According to NASA and NOAA scientists, 2015 was the warmest year ever for global land and ocean surfaces, dating all the way to 1880.
And it's not just American scientists who are reporting that last year was the warmest on record, British scientists reported that it was the warmest year since 1850, and Japanese scientists reported that it was the warmest year since 1891.
Keep in mind, 2014 had set the previous record for global surface temperatures, and 2015 just beat that record by a
longshot.
Part of what's going has to do with an unusually warm Pacific Ocean due to an El Nino that's going on right now, but that doesn't explain it all.
As Dr.

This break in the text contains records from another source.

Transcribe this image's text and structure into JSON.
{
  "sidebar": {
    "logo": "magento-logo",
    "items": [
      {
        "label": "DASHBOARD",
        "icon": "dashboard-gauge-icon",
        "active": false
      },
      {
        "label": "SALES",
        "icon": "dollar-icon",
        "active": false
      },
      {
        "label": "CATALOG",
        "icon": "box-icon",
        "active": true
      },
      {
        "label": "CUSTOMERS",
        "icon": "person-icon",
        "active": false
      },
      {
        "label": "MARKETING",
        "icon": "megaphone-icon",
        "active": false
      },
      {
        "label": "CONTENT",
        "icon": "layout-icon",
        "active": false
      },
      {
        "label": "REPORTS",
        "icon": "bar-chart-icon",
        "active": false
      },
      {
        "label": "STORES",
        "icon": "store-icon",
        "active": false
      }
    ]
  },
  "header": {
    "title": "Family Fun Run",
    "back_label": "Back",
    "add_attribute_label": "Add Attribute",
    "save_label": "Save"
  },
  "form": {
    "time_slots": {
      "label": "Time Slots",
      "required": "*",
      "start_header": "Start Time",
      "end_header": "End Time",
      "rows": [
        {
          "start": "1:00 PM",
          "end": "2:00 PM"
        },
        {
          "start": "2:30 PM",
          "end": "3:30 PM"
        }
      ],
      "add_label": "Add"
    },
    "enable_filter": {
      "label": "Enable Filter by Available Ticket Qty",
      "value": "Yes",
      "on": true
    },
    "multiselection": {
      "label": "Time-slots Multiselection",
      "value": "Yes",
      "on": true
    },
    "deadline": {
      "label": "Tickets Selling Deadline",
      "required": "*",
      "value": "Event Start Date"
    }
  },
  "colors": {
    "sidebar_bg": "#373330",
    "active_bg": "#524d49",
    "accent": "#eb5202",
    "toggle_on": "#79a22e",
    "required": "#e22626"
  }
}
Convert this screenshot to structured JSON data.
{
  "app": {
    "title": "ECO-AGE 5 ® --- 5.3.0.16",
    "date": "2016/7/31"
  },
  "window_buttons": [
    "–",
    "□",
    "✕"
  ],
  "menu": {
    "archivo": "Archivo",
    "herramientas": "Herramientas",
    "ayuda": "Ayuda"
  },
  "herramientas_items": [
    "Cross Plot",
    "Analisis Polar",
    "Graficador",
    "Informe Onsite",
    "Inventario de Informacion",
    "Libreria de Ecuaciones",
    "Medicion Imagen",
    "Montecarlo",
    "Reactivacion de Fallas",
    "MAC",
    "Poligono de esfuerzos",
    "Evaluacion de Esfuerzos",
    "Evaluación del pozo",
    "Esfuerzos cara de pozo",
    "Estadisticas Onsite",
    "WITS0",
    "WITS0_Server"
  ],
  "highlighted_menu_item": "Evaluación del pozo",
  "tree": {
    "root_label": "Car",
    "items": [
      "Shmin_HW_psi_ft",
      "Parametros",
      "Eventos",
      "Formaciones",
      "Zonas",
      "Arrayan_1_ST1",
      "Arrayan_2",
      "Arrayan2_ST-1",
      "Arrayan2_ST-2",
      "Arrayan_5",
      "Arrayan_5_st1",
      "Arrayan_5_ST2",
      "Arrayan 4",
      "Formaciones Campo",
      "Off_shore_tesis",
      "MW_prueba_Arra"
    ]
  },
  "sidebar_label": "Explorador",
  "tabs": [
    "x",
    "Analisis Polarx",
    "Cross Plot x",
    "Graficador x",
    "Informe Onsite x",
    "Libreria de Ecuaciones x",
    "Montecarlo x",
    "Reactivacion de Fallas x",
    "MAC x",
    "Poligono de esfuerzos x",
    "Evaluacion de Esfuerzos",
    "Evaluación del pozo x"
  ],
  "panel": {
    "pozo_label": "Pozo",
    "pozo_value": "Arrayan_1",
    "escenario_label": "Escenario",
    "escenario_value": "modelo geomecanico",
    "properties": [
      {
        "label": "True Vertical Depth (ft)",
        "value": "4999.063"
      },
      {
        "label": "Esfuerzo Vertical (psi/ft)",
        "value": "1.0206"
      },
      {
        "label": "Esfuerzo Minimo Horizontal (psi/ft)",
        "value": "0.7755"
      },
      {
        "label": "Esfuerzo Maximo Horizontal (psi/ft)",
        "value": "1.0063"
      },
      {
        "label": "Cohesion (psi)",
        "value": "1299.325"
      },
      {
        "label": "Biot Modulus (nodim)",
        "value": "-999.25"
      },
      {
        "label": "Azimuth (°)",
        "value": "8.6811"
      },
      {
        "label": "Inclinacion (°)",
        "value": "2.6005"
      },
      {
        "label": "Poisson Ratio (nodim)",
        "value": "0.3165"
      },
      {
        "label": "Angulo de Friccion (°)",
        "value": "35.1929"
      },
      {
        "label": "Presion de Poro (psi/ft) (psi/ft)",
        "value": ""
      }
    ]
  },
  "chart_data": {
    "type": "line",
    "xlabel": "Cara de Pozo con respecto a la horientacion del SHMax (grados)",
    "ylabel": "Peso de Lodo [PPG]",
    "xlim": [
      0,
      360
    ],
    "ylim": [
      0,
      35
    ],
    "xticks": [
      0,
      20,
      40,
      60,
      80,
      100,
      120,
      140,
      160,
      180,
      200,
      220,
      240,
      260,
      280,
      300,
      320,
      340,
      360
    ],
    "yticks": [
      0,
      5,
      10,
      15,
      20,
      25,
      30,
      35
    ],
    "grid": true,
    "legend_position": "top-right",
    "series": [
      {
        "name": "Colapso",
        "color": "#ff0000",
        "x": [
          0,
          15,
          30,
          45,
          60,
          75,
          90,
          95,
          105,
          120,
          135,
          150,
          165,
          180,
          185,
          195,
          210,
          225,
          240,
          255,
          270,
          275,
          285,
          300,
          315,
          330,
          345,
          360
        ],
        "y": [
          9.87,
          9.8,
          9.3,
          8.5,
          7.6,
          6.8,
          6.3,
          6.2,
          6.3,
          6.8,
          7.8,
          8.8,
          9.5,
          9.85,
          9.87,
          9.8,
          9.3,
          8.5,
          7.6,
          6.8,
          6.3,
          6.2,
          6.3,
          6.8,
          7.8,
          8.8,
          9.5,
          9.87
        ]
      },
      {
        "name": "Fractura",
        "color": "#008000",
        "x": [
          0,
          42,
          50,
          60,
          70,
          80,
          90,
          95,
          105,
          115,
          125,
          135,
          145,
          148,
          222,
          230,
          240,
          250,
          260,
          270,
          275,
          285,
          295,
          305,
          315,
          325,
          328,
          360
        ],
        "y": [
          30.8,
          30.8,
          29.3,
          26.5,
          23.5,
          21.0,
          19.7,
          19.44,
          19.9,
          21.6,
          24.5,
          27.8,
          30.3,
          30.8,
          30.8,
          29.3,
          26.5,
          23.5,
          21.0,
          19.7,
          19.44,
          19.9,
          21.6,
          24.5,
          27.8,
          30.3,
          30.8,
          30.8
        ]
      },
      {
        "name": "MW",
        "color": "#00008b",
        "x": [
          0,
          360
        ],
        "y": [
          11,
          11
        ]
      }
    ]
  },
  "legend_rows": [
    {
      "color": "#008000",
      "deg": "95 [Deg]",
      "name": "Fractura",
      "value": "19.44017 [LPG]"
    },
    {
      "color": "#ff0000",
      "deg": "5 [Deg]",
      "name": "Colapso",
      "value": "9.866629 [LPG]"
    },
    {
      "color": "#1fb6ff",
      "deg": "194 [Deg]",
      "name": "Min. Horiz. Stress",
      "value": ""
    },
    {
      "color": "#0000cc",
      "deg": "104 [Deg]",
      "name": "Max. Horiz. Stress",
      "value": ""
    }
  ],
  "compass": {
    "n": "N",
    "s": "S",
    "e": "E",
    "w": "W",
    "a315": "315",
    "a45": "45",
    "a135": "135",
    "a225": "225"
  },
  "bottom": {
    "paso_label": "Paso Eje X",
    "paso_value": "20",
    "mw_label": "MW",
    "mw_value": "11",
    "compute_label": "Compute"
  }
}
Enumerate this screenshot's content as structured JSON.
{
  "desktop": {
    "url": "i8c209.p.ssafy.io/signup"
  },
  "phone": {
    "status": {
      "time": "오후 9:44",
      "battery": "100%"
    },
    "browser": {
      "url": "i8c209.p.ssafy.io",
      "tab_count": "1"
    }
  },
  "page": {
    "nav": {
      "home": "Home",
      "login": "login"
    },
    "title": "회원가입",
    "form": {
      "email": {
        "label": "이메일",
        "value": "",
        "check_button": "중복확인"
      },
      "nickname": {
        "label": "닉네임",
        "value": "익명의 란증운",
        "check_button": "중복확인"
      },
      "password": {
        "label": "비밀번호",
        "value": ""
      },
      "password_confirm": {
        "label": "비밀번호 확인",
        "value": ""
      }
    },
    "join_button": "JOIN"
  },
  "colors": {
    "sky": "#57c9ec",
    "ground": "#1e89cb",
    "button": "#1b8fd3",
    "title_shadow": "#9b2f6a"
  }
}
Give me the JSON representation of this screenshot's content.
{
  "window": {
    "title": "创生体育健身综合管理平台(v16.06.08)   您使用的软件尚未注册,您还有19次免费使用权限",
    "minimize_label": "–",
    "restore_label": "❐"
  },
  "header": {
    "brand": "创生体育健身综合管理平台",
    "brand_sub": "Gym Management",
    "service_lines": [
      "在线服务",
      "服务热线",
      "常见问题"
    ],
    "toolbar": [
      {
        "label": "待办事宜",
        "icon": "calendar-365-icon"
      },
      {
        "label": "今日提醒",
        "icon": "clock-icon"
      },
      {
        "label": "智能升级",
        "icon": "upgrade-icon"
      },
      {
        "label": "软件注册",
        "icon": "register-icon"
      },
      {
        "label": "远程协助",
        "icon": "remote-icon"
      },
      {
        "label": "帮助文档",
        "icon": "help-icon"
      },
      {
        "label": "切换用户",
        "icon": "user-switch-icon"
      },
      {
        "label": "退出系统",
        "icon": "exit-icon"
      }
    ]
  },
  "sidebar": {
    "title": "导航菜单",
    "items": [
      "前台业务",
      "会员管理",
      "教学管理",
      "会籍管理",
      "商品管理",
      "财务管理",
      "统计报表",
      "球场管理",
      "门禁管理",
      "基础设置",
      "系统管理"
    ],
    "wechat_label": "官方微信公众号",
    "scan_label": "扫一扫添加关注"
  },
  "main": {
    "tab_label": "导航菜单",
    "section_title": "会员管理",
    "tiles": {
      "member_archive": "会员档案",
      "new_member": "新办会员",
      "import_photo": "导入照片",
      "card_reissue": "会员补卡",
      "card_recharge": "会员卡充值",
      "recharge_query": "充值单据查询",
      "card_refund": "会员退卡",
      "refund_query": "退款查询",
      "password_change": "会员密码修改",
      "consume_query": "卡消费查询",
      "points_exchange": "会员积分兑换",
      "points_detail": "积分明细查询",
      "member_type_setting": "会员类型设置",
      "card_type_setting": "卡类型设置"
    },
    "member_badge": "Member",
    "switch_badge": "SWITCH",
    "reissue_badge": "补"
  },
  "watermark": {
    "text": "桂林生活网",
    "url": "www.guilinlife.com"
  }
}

Michael Mann explained to the
New York Times, if the global climate weren't warming, the odds of setting two back-to-back record years would be about one chance in every 1,500 pairs of years.
He added though, that because the planet is warming, the odds of setting back-to-back record years is really closer to one in ten now.
The really scary part though, is that there's good evidence that this is nothing compared to what's to come.
This graph shows how global temperatures have historically, for over 400,000 years, tracked with carbon dioxide and methane levels in the atmosphere.
There's a clear relationship between increases in atmospheric carbon dioxide and methane, and warmer temperatures in our planet's history.
On the other hand, during cooler periods in Earth's history, the "Ice Ages", the atmosphere contained lower concentrations of methane and carbon dioxide.
But, as this chart shows, those natural cycles were disrupted sometime around 10,000 years ago, right around the time that the last ice age ended.
Just as William F. Ruddiman argued in a
paper from 2003, even though humans hadn't industrialized, we had already started having a major impact on the Earth's atmosphere and its natural cycles as far back as 8000 years ago.
And that makes sense, because 8000 years ago is about the time that early agriculture appeared in Eurasia and humans started clearing, and burning, forests to make more space for agriculture and human settlements.